2. The method for improving the development effect of a biological limestone oil reservoir by utilizing acid-producing microorganisms according to claim 1, wherein the determination of the mass loss and the erosion rate of CaCO 3 powder is as follows: accurately weighing CaCO 3 powder m g, putting into a sealed reaction tube filled with 30mL of culture solution supernatant, reacting in an oil bath for 24-48h at the reaction temperature of a test oil reservoir, and weighing a Buchner funnel and filter paper before suction filtration to obtain m 1; after the reaction, the residue which is not eroded is dried to constant weight in an oven at 100 ℃, the mass m 2 is obtained after cooling, and the mass loss and erosion rate eta, eta= (m+m 1-m2)/mx100% of CaCO 3 powder are calculated.
3. The method for improving the development effect of a biological limestone oil reservoir by using acid-producing microorganisms according to claim 1, wherein the acid-producing functional microorganisms are streptococcus thermophilus or clostridium acetobutylicum.
4. The method for improving the development effect of a biological limestone oil reservoir by using acid-producing microorganisms according to claim 1, wherein the lactic acid bacteria is one of lactobacillus and bifidobacterium.
5. The method for improving the development effect of the biological limestone oil reservoir by utilizing acidogenic microorganisms according to claim 1, wherein the nutrient solution formula of the lactic acid bacteria and the acetobacter is characterized in that the nutrient solution formula comprises 0.1-0.5% of sodium thiosulfate, 0.1-0.3% of sodium nitrate, 0.1-0.3% of sodium dihydrogen phosphate, 0.05-0.2% of sodium bicarbonate, 0.01-0.1% of magnesium chloride hexahydrate and 0.01-0.03% of ferrous sulfate heptahydrate.
6. The method for improving the development effect of a biological limestone oil reservoir by utilizing acidogenic microorganisms according to claim 1, wherein the nutrient solution formula of clostridium acetobutylicum is beef mass concentration extract 0.1-1.0%, peptone mass concentration 0.1-1.5% and sodium chloride mass concentration 0.1-1.0%.
7. The method for improving the development effect of a biological limestone oil reservoir by utilizing acidogenic microorganisms according to claim 1, wherein the nutrient solution formula of the streptococcus thermophilus is characterized by comprising 0.5-3% of soybean oil by mass, 0.1-0.8% of sodium nitrate by mass, 0.1-0.5% of dipotassium hydrogen phosphate by mass, 0.1-0.5% of potassium dihydrogen phosphate by mass, 0.05-0.2% of sodium chloride by mass and 0.05-0.3% of yeast powder by mass.

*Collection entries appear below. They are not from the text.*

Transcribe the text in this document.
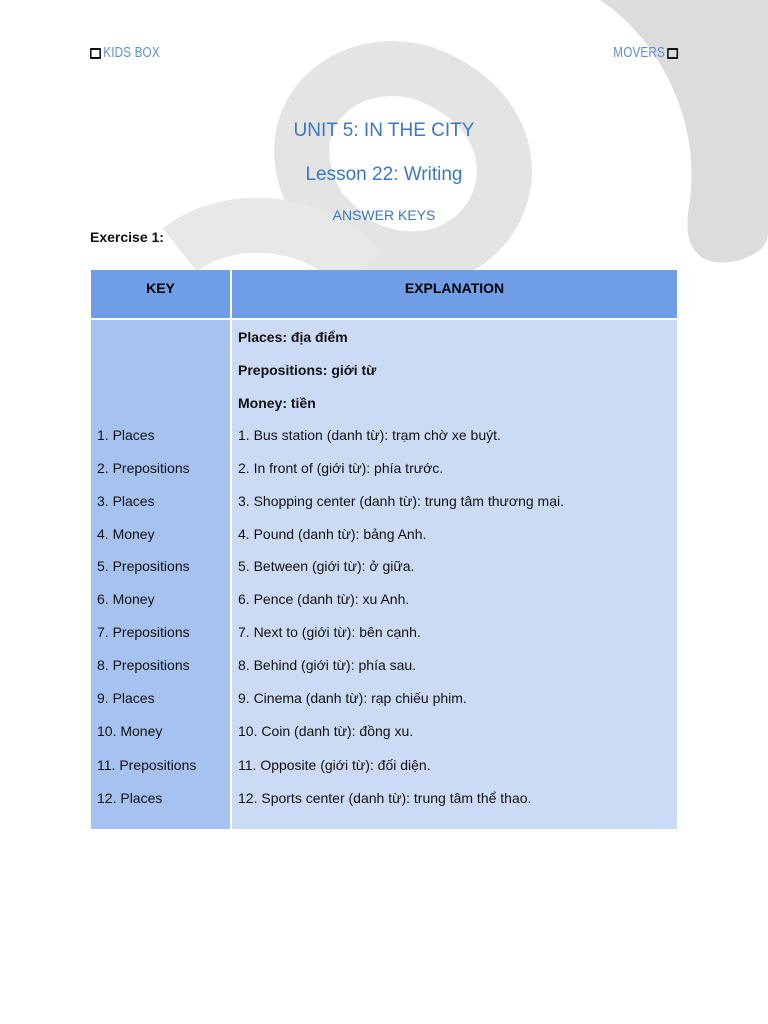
KIDS BOX	MOVERS
UNIT 5: IN THE CITY
Lesson 22: Writing
ANSWER KEYS
Exercise 1:
KEY	EXPLANATION
1. Places
2. Prepositions
3. Places
4. Money
5. Prepositions
6. Money
7. Prepositions
8. Prepositions
9. Places
10. Money
11. Prepositions
12. Places
Places: địa điểm
Prepositions: giới từ
Money: tiền
1. Bus station (danh từ): trạm chờ xe buýt.
2. In front of (giới từ): phía trước.
3. Shopping center (danh từ): trung tâm thương mại.
4. Pound (danh từ): bảng Anh.
5. Between (giới từ): ở giữa.
6. Pence (danh từ): xu Anh.
7. Next to (giới từ): bên cạnh.
8. Behind (giới từ): phía sau.
9. Cinema (danh từ): rạp chiếu phim.
10. Coin (danh từ): đồng xu.
11. Opposite (giới từ): đối diện.
12. Sports center (danh từ): trung tâm thể thao.
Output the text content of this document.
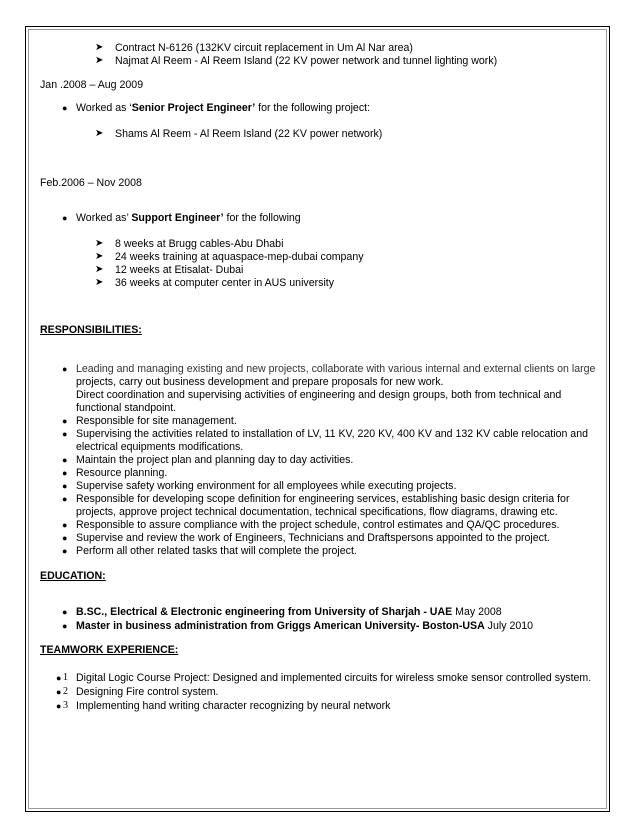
➤ Contract N-6126 (132KV circuit replacement in Um Al Nar area)
➤ Najmat Al Reem - Al Reem Island (22 KV power network and tunnel lighting work)
Jan .2008 – Aug 2009
● Worked as ‘Senior Project Engineer’ for the following project:
➤ Shams Al Reem - Al Reem Island (22 KV power network)
Feb.2006 – Nov 2008
● Worked as’ Support Engineer’ for the following
➤ 8 weeks at Brugg cables-Abu Dhabi
➤ 24 weeks training at aquaspace-mep-dubai company
➤ 12 weeks at Etisalat- Dubai
➤ 36 weeks at computer center in AUS university
RESPONSIBILITIES:
● Leading and managing existing and new projects, collaborate with various internal and external clients on large
projects, carry out business development and prepare proposals for new work.
Direct coordination and supervising activities of engineering and design groups, both from technical and
functional standpoint.
● Responsible for site management.
● Supervising the activities related to installation of LV, 11 KV, 220 KV, 400 KV and 132 KV cable relocation and
electrical equipments modifications.
● Maintain the project plan and planning day to day activities.
● Resource planning.
● Supervise safety working environment for all employees while executing projects.
● Responsible for developing scope definition for engineering services, establishing basic design criteria for
projects, approve project technical documentation, technical specifications, flow diagrams, drawing etc.
● Responsible to assure compliance with the project schedule, control estimates and QA/QC procedures.
● Supervise and review the work of Engineers, Technicians and Draftspersons appointed to the project.
● Perform all other related tasks that will complete the project.
EDUCATION:
● B.SC., Electrical & Electronic engineering from University of Sharjah - UAE May 2008
● Master in business administration from Griggs American University- Boston-USA July 2010
TEAMWORK EXPERIENCE:
● 1 Digital Logic Course Project: Designed and implemented circuits for wireless smoke sensor controlled system.
● 2 Designing Fire control system.
● 3 Implementing hand writing character recognizing by neural network
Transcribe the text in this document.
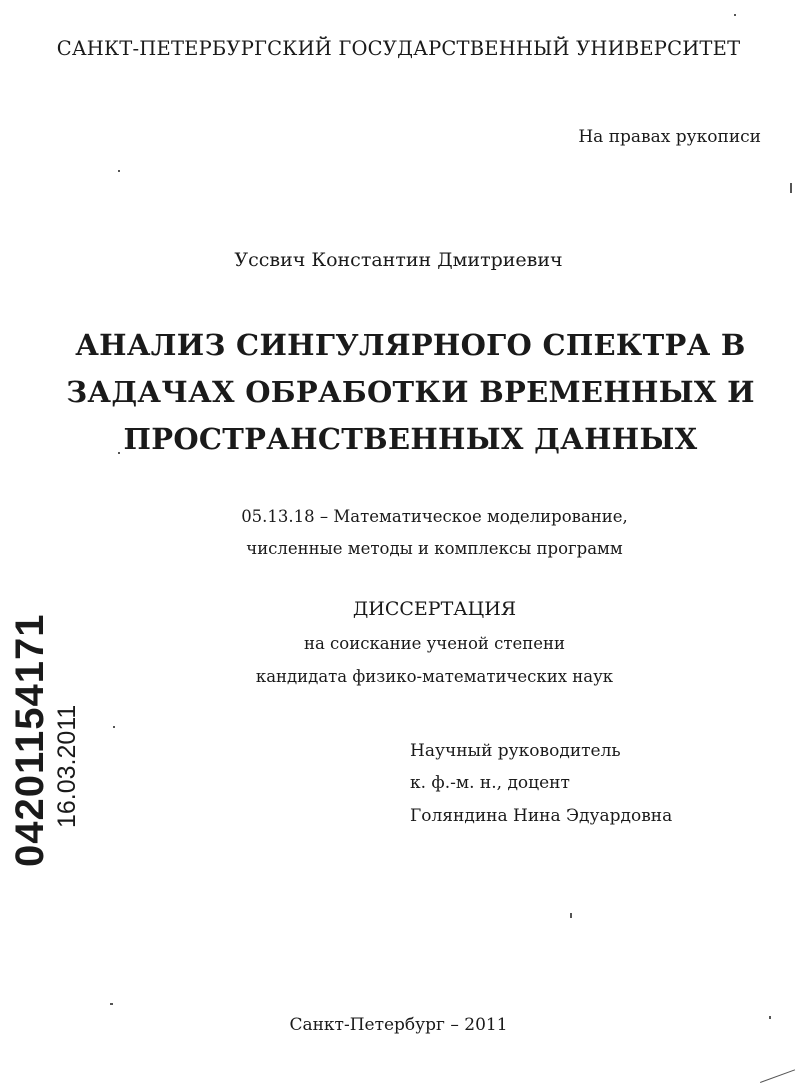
САНКТ-ПЕТЕРБУРГСКИЙ ГОСУДАРСТВЕННЫЙ УНИВЕРСИТЕТ
На правах рукописи
Уссвич Константин Дмитриевич
АНАЛИЗ СИНГУЛЯРНОГО СПЕКТРА В
ЗАДАЧАХ ОБРАБОТКИ ВРЕМЕННЫХ И
ПРОСТРАНСТВЕННЫХ ДАННЫХ
05.13.18 – Математическое моделирование,
численные методы и комплексы программ
ДИССЕРТАЦИЯ
на соискание ученой степени
кандидата физико-математических наук
Научный руководитель
к. ф.-м. н., доцент
Голяндина Нина Эдуардовна
Санкт-Петербург – 2011
04201154171 16.03.2011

8. The method for improving the development effect of a biological limestone oil reservoir by utilizing acid-producing microorganisms according to claim 1, wherein the shut-in culture time of the acid-producing functional microorganisms and nutrient solution thereof is 5-25d.
9. The method for improving the development effect of a biological limestone oil reservoir by utilizing acid-producing microorganisms according to claim 1, wherein the shut-in culture time of the acid-producing functional microorganisms lactobacillus and nutrient solution thereof is 5-10d.

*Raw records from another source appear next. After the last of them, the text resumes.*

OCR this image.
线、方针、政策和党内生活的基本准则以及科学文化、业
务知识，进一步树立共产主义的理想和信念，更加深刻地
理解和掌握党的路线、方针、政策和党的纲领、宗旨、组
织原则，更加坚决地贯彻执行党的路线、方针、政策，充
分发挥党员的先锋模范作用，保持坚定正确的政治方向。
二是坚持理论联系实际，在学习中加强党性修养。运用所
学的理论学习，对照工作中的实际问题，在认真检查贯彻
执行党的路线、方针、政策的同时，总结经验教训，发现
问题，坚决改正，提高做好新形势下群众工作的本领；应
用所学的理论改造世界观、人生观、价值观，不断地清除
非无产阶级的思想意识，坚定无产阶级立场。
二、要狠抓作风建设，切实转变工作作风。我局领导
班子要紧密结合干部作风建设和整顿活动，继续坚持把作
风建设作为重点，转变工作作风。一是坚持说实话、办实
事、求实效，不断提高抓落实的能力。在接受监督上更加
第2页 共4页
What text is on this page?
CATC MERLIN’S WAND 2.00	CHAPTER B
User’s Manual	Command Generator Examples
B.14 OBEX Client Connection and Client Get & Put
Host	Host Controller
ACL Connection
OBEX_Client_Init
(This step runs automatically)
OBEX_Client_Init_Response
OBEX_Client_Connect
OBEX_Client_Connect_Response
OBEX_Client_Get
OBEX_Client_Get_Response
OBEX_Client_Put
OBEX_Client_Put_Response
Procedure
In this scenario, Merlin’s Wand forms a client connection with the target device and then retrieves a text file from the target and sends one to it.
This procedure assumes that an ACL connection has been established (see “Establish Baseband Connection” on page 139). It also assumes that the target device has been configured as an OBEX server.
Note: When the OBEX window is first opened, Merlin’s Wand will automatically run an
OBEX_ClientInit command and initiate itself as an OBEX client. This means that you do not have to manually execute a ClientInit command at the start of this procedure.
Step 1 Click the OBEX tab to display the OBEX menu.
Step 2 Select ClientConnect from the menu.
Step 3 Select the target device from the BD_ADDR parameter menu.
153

10. The method for improving the development effect of a biological limestone oil reservoir by utilizing acid-producing microorganisms according to claim 1, wherein the shut-in culture time of the acid-producing functional microorganisms of acetobacter and nutrient solution thereof is 10-15d.

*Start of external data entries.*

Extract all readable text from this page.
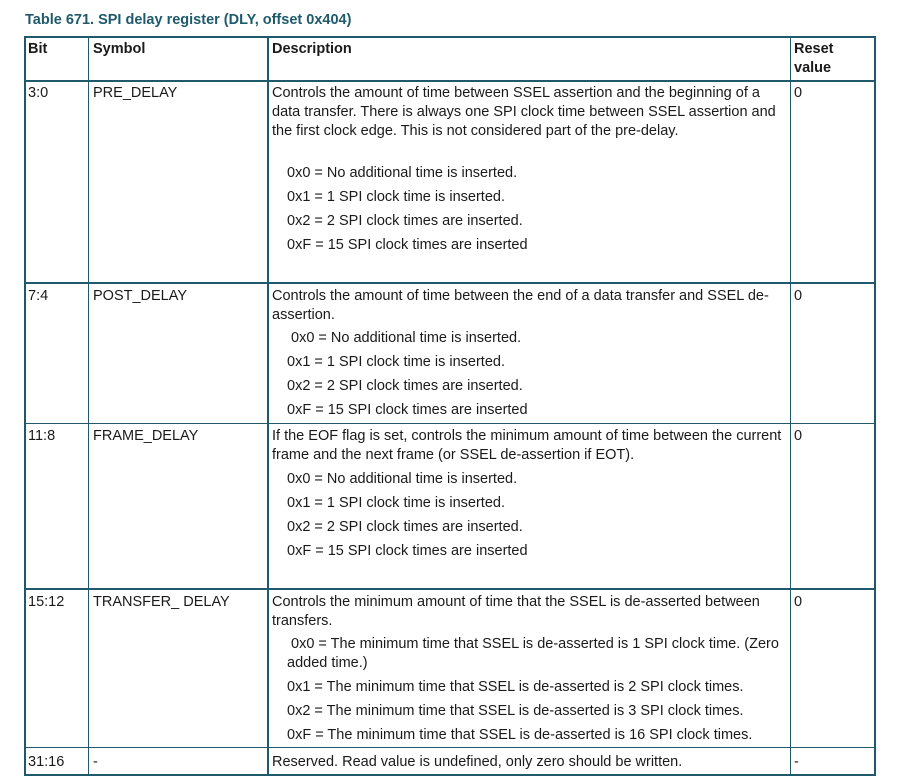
Table 671. SPI delay register (DLY, offset 0x404)
Bit	Symbol	Description	Reset
value
3:0	PRE_DELAY	Controls the amount of time between SSEL assertion and the beginning of a data transfer. There is always one SPI clock time between SSEL assertion and the first clock edge. This is not considered part of the pre-delay.
0x0 = No additional time is inserted.
0x1 = 1 SPI clock time is inserted.
0x2 = 2 SPI clock times are inserted.
0xF = 15 SPI clock times are inserted
0
7:4	POST_DELAY	Controls the amount of time between the end of a data transfer and SSEL de-assertion.
0x0 = No additional time is inserted.
0x1 = 1 SPI clock time is inserted.
0x2 = 2 SPI clock times are inserted.
0xF = 15 SPI clock times are inserted
0
11:8	FRAME_DELAY	If the EOF flag is set, controls the minimum amount of time between the current frame and the next frame (or SSEL de-assertion if EOT).
0x0 = No additional time is inserted.
0x1 = 1 SPI clock time is inserted.
0x2 = 2 SPI clock times are inserted.
0xF = 15 SPI clock times are inserted
0
15:12 TRANSFER_ DELAY	Controls the minimum amount of time that the SSEL is de-asserted between transfers.
0x0 = The minimum time that SSEL is de-asserted is 1 SPI clock time. (Zero added time.)
0x1 = The minimum time that SSEL is de-asserted is 2 SPI clock times.
0x2 = The minimum time that SSEL is de-asserted is 3 SPI clock times.
0xF = The minimum time that SSEL is de-asserted is 16 SPI clock times.
0
31:16 -	Reserved. Read value is undefined, only zero should be written.	-
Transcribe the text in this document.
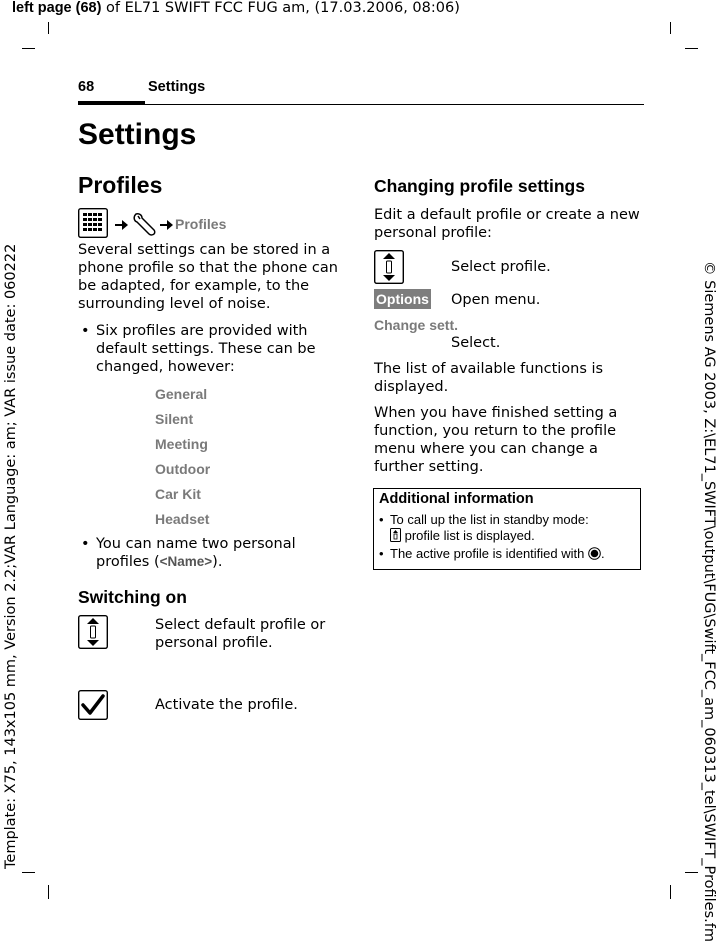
left page (68) of EL71 SWIFT FCC FUG am, (17.03.2006, 08:06)
Template: X75, 143x105 mm, Version 2.2;VAR Language: am; VAR issue date: 060222	© Siemens AG 2003, Z:\EL71_SWIFT\output\FUG\Swift_FCC_am_060313_tel\SWIFT_Profiles.fm
68	Settings
Settings
Profiles
Profiles
Several settings can be stored in a phone profile so that the phone can be adapted, for example, to the surrounding level of noise.
• Six profiles are provided with default settings. These can be changed, however:
General
Silent
Meeting
Outdoor
Car Kit
Headset
• You can name two personal profiles (<Name>).
Switching on
Select default profile or personal profile.
Activate the profile.
Changing profile settings
Edit a default profile or create a new personal profile:
Select profile.
Options Open menu.
Change sett.
Select.
The list of available functions is displayed.
When you have finished setting a function, you return to the profile menu where you can change a further setting.
Additional information
• To call up the list in standby mode:
profile list is displayed.
• The active profile is identified with .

11. The method for improving the development effect of a biological limestone oil reservoir by utilizing acid-producing microorganisms according to claim 1, wherein the shut-in culture time of the acid-producing functional microorganisms clostridium acetobutylicum and nutrient solution thereof is 15-20d.
12. The method for improving the development effect of a biological limestone oil reservoir by utilizing acid-producing microorganisms according to claim 1, wherein the shut-in culture time of the acid-producing functional microorganisms streptococcus thermophilus and nutrient solution thereof is 20-25d.
13. The method for improving the development effect of a biological limestone oil reservoir by using acid-producing microorganisms according to claim 1, wherein the index of the effect evaluation comprises: the water injection pressure reduction amplitude, the water injection quantity increase amplitude, the input-output ratio and the validity period.